Work on building abdominal strength and get all of the core muscles to show up and work together.
Often it is the Transverse Abdominals, your deep corset muscles, that aren't doing theor job. Often they have been stretched out by pregnancy and birth and need some help and attention to help stabilze your hips again.
Try doing exercises such as Heel slides, Deadbugs and Bird- dogs to reconnect to these muscles again.
Knees are also affected by what is happening with your feet.
Postural and weight changes during pregnancy can flatten out the arches in your feet -( this is why some mums find that their shoe size is bigger after having a baby.)
If you tend to walk on the outer edges of your feet or your arch normally drops inwards (as with flat feet), this sends a twisting force up your leg to your knee.
Building foot arch strength helps to stabilze our entire body. Your feet are literally the foundation for your posture and all movement..
Start by practicing to re-establish you foot arch using the tripod foot stance:
Press your big toe firmly down onto the floor.
Your toes should be spread out wide and you should have equal weight from the ball of you foot to the ouside of your foot.

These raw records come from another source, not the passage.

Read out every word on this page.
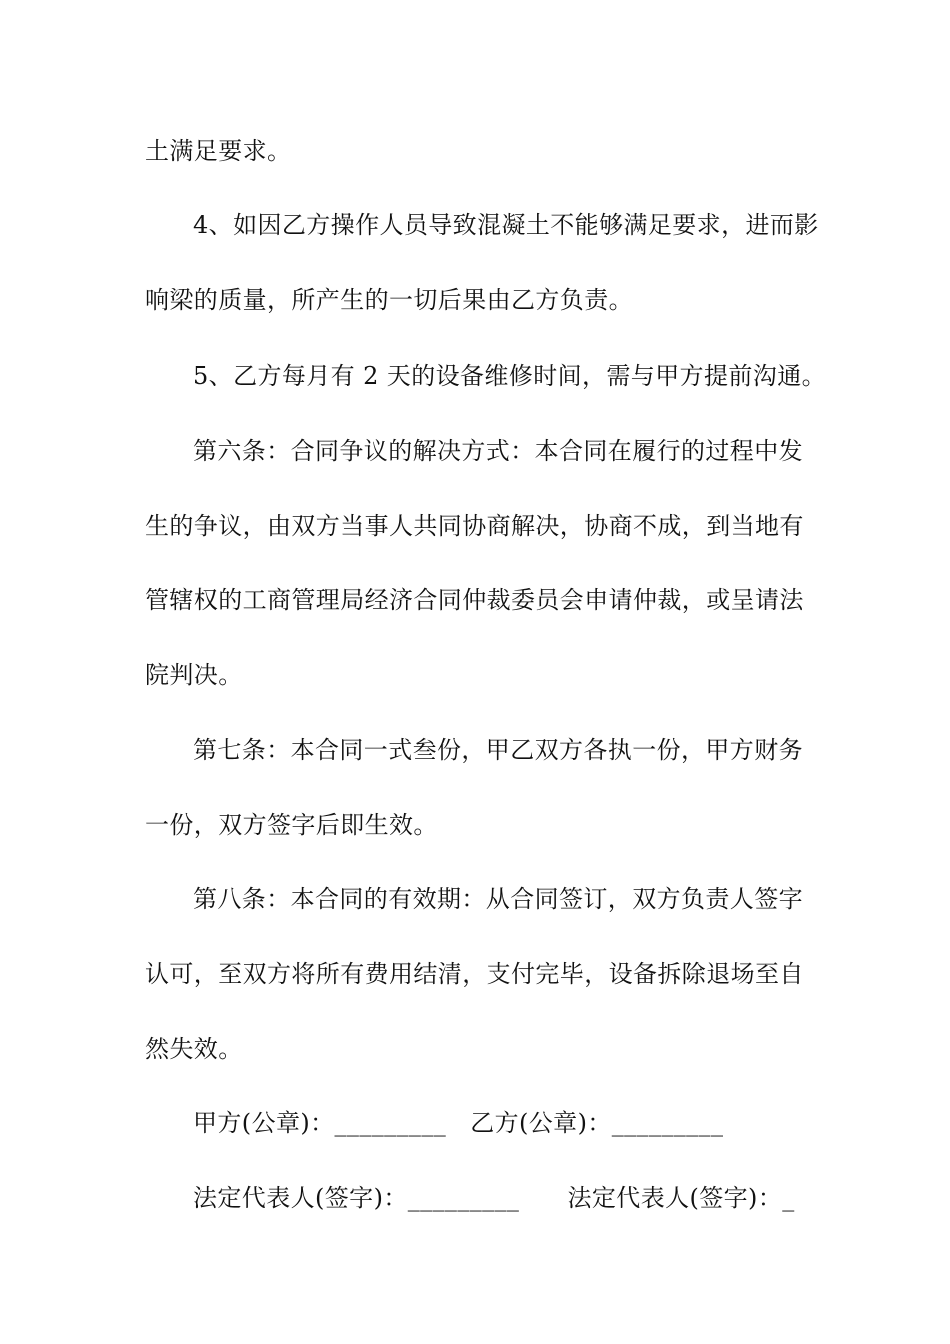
土满足要求。
4、如因乙方操作人员导致混凝土不能够满足要求，进而影
响梁的质量，所产生的一切后果由乙方负责。
5、乙方每月有 2 天的设备维修时间，需与甲方提前沟通。
第六条：合同争议的解决方式：本合同在履行的过程中发
生的争议，由双方当事人共同协商解决，协商不成，到当地有
管辖权的工商管理局经济合同仲裁委员会申请仲裁，或呈请法
院判决。
第七条：本合同一式叁份，甲乙双方各执一份，甲方财务
一份，双方签字后即生效。
第八条：本合同的有效期：从合同签订，双方负责人签字
认可，至双方将所有费用结清，支付完毕，设备拆除退场至自
然失效。
甲方(公章)：_________   乙方(公章)：_________
法定代表人(签字)：_________      法定代表人(签字)：_
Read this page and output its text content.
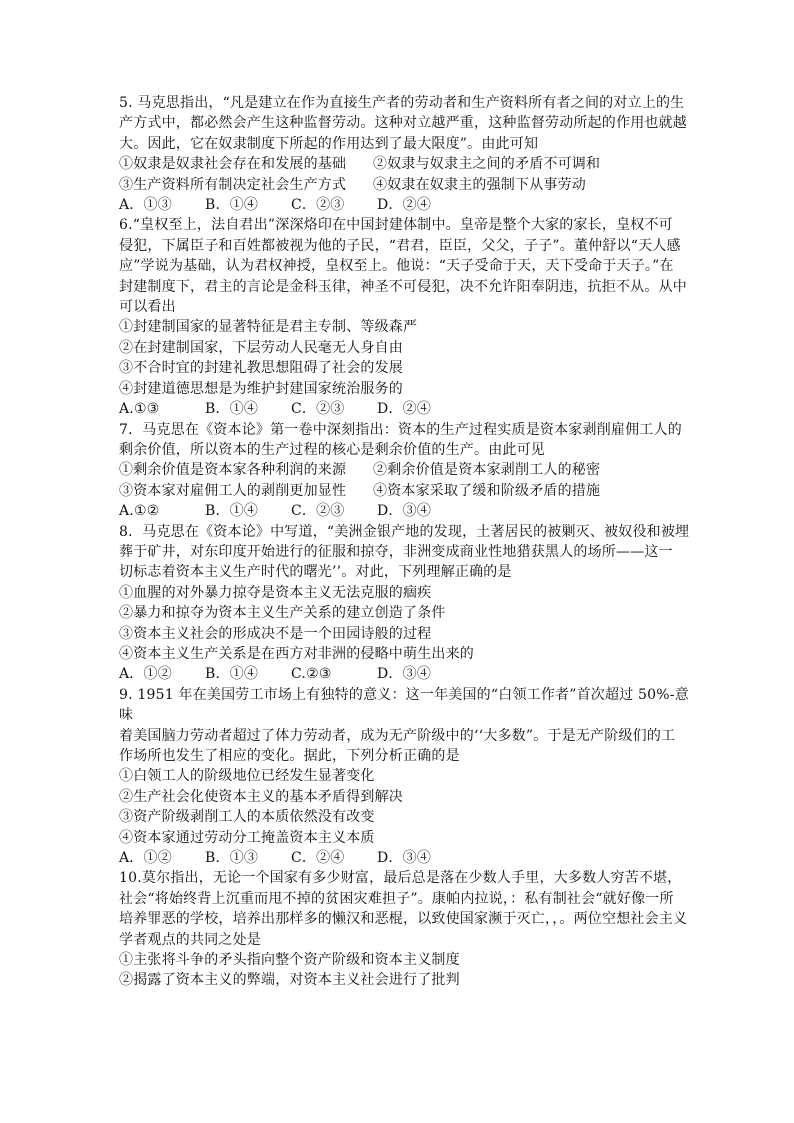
5. 马克思指出，“凡是建立在作为直接生产者的劳动者和生产资料所有者之间的对立上的生
产方式中，都必然会产生这种监督劳动。这种对立越严重，这种监督劳动所起的作用也就越
大。因此，它在奴隶制度下所起的作用达到了最大限度”。由此可知
①奴隶是奴隶社会存在和发展的基础	②奴隶与奴隶主之间的矛盾不可调和
③生产资料所有制决定社会生产方式	④奴隶在奴隶主的强制下从事劳动
A．①③	B．①④	C．②③	D．②④
6.“皇权至上，法自君出”深深烙印在中国封建体制中。皇帝是整个大家的家长，皇权不可
侵犯，下属臣子和百姓都被视为他的子民，“君君，臣臣，父父，子子”。董仲舒以“天人感
应”学说为基础，认为君权神授，皇权至上。他说：“天子受命于天，天下受命于天子。”在
封建制度下，君主的言论是金科玉律，神圣不可侵犯，决不允许阳奉阴违，抗拒不从。从中
可以看出
①封建制国家的显著特征是君主专制、等级森严
②在封建制国家，下层劳动人民毫无人身自由
③不合时宜的封建礼教思想阻碍了社会的发展
④封建道德思想是为维护封建国家统治服务的
A.①③	B．①④	C．②③	D．②④
7．马克思在《资本论》第一卷中深刻指出：资本的生产过程实质是资本家剥削雇佣工人的
剩余价值，所以资本的生产过程的核心是剩余价值的生产。由此可见
①剩余价值是资本家各种利润的来源	②剩余价值是资本家剥削工人的秘密
③资本家对雇佣工人的剥削更加显性	④资本家采取了缓和阶级矛盾的措施
A.①②	B．①④	C．②③	D．③④
8．马克思在《资本论》中写道，“美洲金银产地的发现，土著居民的被剿灭、被奴役和被埋
葬于矿井，对东印度开始进行的征服和掠夺，非洲变成商业性地猎获黑人的场所——这一
切标志着资本主义生产时代的曙光’’。对此，下列理解正确的是
①血腥的对外暴力掠夺是资本主义无法克服的痼疾
②暴力和掠夺为资本主义生产关系的建立创造了条件
③资本主义社会的形成决不是一个田园诗般的过程
④资本主义生产关系是在西方对非洲的侵略中萌生出来的
A．①②	B．①④	C.②③	D．③④
9. 1951 年在美国劳工市场上有独特的意义：这一年美国的“白领工作者”首次超过 50%-意
味
着美国脑力劳动者超过了体力劳动者，成为无产阶级中的‘‘大多数”。于是无产阶级们的工
作场所也发生了相应的变化。据此，下列分析正确的是
①白领工人的阶级地位已经发生显著变化
②生产社会化使资本主义的基本矛盾得到解决
③资产阶级剥削工人的本质依然没有改变
④资本家通过劳动分工掩盖资本主义本质
A．①②	B．①③	C．②④	D．③④
10.莫尔指出，无论一个国家有多少财富，最后总是落在少数人手里，大多数人穷苦不堪，
社会“将始终背上沉重而甩不掉的贫困灾难担子”。康帕内拉说，：私有制社会“就好像一所
培养罪恶的学校，培养出那样多的懒汉和恶棍，以致使国家濒于灭亡，，。两位空想社会主义
学者观点的共同之处是
①主张将斗争的矛头指向整个资产阶级和资本主义制度
②揭露了资本主义的弊端，对资本主义社会进行了批判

Your weight should also be equal from your big toe and ball of your foot back to your heel.
Now engage the arch of your foot.
Once you have the the tripod foot set up, you can load it to build strength by balancing on one leg as you hold your arch in Place.
Spending time barefoot will also help to build your foot strength, as you feet muscles work more without the support of shoes.
Many mums find that their pre-pregancy postural habits and imbalances are now heightened after having a baby.
With the correct attention to rebalancing, retraining and building strength in the right places, knee pain can often reduce or disappear.